Every spring when melting snow and spring rains cause rivers to flood, there is that inevitable news story about people rushing to place sandbags around houses, stores, barns, and the like – in hopes of “stemming the tide” so to speak of the flooding rivers. Sometimes that works as a temporary solution, but the one thing you know without question is that at some point in the future, the same routine will need to happen again.

In some places, engineers and other very smart people who understand river basins and how they operate, build dams and reservoirs that change how the rivers work – almost always succeeding at preventing the repeated flooding that sandbags can only temporarily address. Changing the nature of the river basin seems to work better than merely “stemming the tide” of one particular incident of flooding. At least that is true if your goal is to prevent the havoc created by flooding rivers.

For longer than I can remember, one of my life principles has been something like this: “rules monitor behavior; principles transform life.” The problem for us humans is that we can learn to obey the rules without ever being transformed into the people God made us to be. At some level, this is the very issue at hand when it comes to understanding law v. gospel. Had “rules” worked in transforming humans, would it have been necessary for Jesus to come and live among us, dying as the ultimate sacrifice for our inability to keep the rules? Is this what John has in mind when he declares, “For the Law came through Moses, but grace and truth came through Jesus Christ.” (John 1:17)

In Galatians 2:21 Paul suggests that “if justification comes through the law, then Christ died for nothing.” (His words, not mine!) Somehow even though I have no real idea of what happens when this life is over, I am pretty confident that when I arrive at the proverbial pearly gates, I shouldn’t say either that “I’m here, but don’t need Jesus to get in” or “I hope it is ok that I spent my whole life monitoring behavior instead of transforming lives.”

While my life principle noted above has a variety of application points in life, for me, its primary point of application has been to my own journey of faith. In that context, perhaps I should say “the principle transforms life.” Because when it comes to the kind of faith described in Scripture, the one principle that matters is Jesus. Period. 

Of course in order for Jesus to be the principle upon which my life is transformed, I have to know who He is. As Paul suggested to the Philippians, “have this mind in you which also was in Christ Jesus.” (2:5) That has to the best definition to be found when it comes to defining what a disciple of Christ looks like. If I am going to truly follow Christ, I must know how His mind worked and strive to make my own mind work the same way.

It is possible, isn’t it, for me, as a male in our culture to obey all the church rules and end up with the appropriately modest approach to dress, have the right kind of haircut, resist alcohol, tobacco, and illegal substances, avoid tattoos and earrings, not allow my wife to have an abortion, never be tempted to homosexual activity, or look at porn – and not be a transformed person?
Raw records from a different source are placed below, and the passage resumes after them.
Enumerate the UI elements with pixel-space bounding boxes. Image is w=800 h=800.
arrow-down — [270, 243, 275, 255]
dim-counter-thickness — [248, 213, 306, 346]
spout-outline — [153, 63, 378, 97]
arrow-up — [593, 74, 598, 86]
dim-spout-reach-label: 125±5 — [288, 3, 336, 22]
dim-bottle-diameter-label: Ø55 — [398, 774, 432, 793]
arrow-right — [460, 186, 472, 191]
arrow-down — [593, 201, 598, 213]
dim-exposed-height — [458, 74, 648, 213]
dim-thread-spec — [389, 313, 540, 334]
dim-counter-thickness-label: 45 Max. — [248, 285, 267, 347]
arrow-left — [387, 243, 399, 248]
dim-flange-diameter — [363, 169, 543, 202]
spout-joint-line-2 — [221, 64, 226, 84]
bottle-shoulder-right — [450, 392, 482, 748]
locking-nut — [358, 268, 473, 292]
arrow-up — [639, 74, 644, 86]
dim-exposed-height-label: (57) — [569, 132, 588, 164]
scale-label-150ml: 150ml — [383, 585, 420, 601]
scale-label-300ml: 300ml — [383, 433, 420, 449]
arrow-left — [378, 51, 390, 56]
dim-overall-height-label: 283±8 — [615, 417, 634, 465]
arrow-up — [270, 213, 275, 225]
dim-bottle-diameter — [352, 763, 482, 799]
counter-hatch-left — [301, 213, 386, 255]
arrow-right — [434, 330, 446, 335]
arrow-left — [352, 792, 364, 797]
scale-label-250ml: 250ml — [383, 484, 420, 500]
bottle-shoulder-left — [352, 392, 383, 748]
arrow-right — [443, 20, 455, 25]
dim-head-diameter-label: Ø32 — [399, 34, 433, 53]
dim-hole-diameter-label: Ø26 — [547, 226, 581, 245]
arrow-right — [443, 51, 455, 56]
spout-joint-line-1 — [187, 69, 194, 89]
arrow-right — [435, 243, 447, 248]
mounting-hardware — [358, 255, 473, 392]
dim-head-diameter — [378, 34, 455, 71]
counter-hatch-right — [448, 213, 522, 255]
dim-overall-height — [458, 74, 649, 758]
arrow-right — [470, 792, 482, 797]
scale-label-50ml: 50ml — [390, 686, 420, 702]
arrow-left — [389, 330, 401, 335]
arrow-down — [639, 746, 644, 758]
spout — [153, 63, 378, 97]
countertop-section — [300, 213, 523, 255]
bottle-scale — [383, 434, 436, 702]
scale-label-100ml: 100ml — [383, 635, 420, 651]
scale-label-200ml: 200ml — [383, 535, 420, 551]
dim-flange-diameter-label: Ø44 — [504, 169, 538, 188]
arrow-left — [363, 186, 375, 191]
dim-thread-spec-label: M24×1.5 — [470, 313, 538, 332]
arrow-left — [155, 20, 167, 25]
When our approach to the very challenging world in which we live is reduced to such approaches, we are programming ourselves to fail. Many reading the previous paragraph will protest – noting that isn’t how we do business as kingdom ambassadors. For that I express gratitude and great thanksgiving. But the simple reality is, assuming people like Dave Kinnamon and Gabe Lyons are accurate in their surveys of how the church is perceived in our culture, that is often how we are viewed. (unChristian, You Lost Me, The Next Christians)

There certainly is a place in life for “stemming the tide.” But as Jesus said to the disciples in Acts 1:8, our mission is to be His witnesses – to the ends of the earth. Most of us are smart enough to learn to get around the rules. But Jesus, well that’s another story – I can’t figure out how to get around Him.

Sandbagging will never change the world.